I think while discussing divorce we don’t address the elephant in the room - the stigma. In the run-up the UP Assembly elections last year, a number of panels debated on various TV channels over the issue of instant triple talaq. Multiple think pieces have been written on the arbitrary and regressive nature of it, but no one talked about the kind of stigma which is still attached to divorce in our society across all faiths.
Men prefer abandoning their wives than divorcing them and once the woman is divorced there are very less chances of getting marriage proposals in her lifetime. Muslim matrimonial sites are painted with "bride/groom should be never married before" clause. Almost no man likes to marry a woman who is previously married.
Prophet Muhammad (peace be upon him) had 11 wives and among them only one was virgin. The rest were either divorced or widowed. Muslim men would go hammer and tongs advocating polygamy principle in Islam, but they do not understand that polygamy in the times when Islam came to Arabia didn’t take place for sexual pleasure, but as a requirement to give protection to divorced and widowed women who were most vulnerable to predatory behaviour of men mainly in times of wars and conflict. Bringing them in the fold of marriage was deemed necessary.

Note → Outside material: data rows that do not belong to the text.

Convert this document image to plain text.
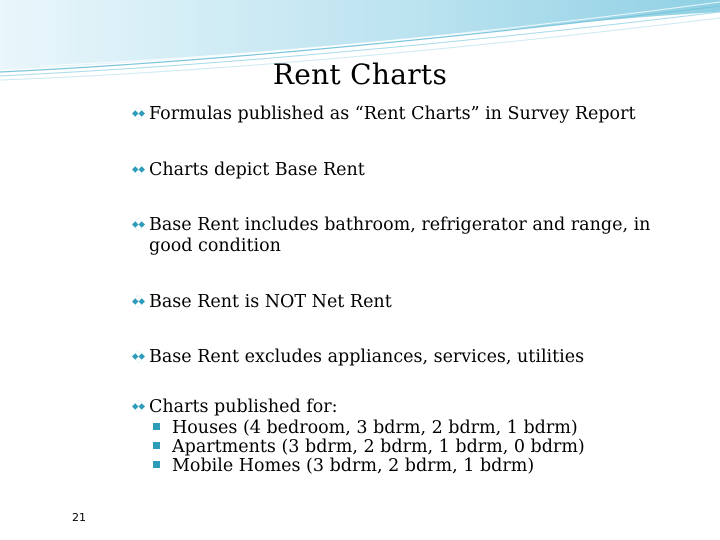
Rent Charts
Formulas published as “Rent Charts” in Survey Report
Charts depict Base Rent
Base Rent includes bathroom, refrigerator and range, in
good condition
Base Rent is NOT Net Rent
Base Rent excludes appliances, services, utilities
Charts published for:
Houses (4 bedroom, 3 bdrm, 2 bdrm, 1 bdrm)
Apartments (3 bdrm, 2 bdrm, 1 bdrm, 0 bdrm)
Mobile Homes (3 bdrm, 2 bdrm, 1 bdrm)
21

Along with cow vigilantism, "love jihad" and fixation of the right-wing groups over the faith of medieval era Muslim kings, we can comfortably add "marriage jihad" to the list of the conspiratorial strategies of the right-wing government to harrow, hound, demonise and dehumanise Muslim men. But among all the "otherising" tactics, it seems that "marriage jihad" will have the most detrimental effect upon the Mulsim community, as this time Muslims have not merely been attacked physically or financially, but spiritually.
The bill, which was aimed at preventing arbitrary triple talaq in the first place, will now end up preventing marriages among Muslims altogether.